Rosemary and Jim McAuliffe married in 1962 and settled in Bothell. They’ve raised five sons and a daughter and lived in the same home since 1965.

A registered nurse, McAuliffe became involved in public education because of her children. Two of her sons had dyslexia and she said school officials told her they didn’t want to learn. She knew otherwise. She pushed back while getting her sons assistance to master their challenge.

The experience inspired McAuliffe, a Seattle University graduate, to pursue a career in public service.

“I knew I could help my kids. I knew what to do for my kids,” McAuliffe said. “But I knew many parents in the district did not. Instead of beating on the door from outside, you get inside.”

She served 14 years on the school board, leaving in 1991 after her youngest child graduated. She planned to return to nursing until representatives of the Democratic caucuses in the House and Senate recruited her to run for state office.

In 1992, she won an open Senate seat in a newly redrawn 1st Legislative District. She was re-elected five times.

“I thought I was going to serve only four years,” she recalled. “You always have more work to do and if you have a passion for it, your work is never done.”

Education was and is her passion. Her fingerprints are on many of the Democratic-inspired education policy bills and initiatives in the last quarter century.

As a freshman lawmaker, she supported the hallmark 1993 law that set out academic standards and gave birth to the Washington Assessment of Student Learning, or WASL, a test that grew to be despised and discarded a generation later. One of its flaws is high school students had to pass it in order to get a diploma.

Establishing standards “was the right thing to do,” she said. “I think my one desire would have been to not have a test be a graduation requirement.”

When Democrats held the majority, she served as chairwoman of the Senate education committee, often using her power to stymie reforms pushed by Republican colleagues.

Charter schools is an example. McAuliffe said she authored a bill in 1995 allowing their establishment by school districts. Years later, she stifled Republican-drafted proposals for creating publicly funded privately run charter schools. Voters wound up doing it themselves via an initiative.

“I learned from my experience as a school board member that you need to have the oversight of school boards for accountability,” she said.

Good listener

McAuliffe earned a reputation as a steadfast voice for public school teachers and the agenda of their statewide union, the Washington Education Association.

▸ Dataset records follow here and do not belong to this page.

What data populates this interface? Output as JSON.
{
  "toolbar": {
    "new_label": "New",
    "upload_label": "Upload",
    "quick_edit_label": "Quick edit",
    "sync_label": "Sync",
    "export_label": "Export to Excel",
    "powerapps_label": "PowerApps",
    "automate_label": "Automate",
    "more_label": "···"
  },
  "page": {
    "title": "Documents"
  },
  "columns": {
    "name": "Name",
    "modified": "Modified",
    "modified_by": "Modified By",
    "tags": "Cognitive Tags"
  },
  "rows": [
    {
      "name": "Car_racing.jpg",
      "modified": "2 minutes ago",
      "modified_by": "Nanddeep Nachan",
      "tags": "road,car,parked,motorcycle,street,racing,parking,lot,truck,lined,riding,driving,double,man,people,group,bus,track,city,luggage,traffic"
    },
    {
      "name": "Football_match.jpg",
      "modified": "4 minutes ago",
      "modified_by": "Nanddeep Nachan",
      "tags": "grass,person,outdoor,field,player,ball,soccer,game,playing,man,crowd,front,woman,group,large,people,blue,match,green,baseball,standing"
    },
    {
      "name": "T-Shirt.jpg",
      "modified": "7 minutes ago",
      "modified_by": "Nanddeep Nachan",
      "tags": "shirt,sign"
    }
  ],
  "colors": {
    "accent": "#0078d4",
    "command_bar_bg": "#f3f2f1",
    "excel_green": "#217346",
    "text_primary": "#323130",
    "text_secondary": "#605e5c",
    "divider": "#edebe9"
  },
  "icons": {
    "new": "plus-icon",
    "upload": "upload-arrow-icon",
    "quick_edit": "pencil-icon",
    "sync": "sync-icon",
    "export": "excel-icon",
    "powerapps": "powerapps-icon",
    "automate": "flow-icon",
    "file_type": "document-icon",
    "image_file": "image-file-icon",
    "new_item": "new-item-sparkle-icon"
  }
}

“I believe in teachers,” she said unapologetically.

The president of a local teacher union praised McAuliffe for respecting the opinions of those on education’s front lines.

“From my work with her as an educator and union leader, Sen. McAuliffe has always listened to the community and the education professionals in the community and allowed that to be be part of the conversation,” said Justin Fox-Bailey, of the Snohomish Education Association.

Fox-Bailey cited the “enormously complex work” of rewriting the state’s teacher evaluation law as an example.

“She didn’t pretend to have all the answers,” he said. “She listened.”

In a legislative career spanning four governors, not every achievement is tied to elementary and secondary schools.

Landing a University of Washington branch campus in Bothell is one of three accomplishments in higher education of which McAuliffe is most proud. UW Bothell, which sits alongside Cascadia College, which she also helped secure, is the fastest growing four-year public university in Washington and earning national acclaim for its graduates’ success.

“That was a battle,” she said, noting the community won because “we had the right people in the right places at the right time.”

McAuliffe also helped create the Guaranteed Education Tuition program, better known as GET, and rename the Lake Washington Institute of Technology from Lake Washington Technical College.

Not every memorable moment is linked with education.

She said she is proud to have sponsored the state’s first anti-bullying bill and voted for allowing same-sex couples to marry. And in February she cast the critical 25th vote against a bill to repeal a rule allowing transgender people to use the bathroom of the gender with which they identify.

“I wasn’t in the chamber. I was driving home and had reached Fort Lewis when I got a call to come back so I could vote no and stop it,” she said.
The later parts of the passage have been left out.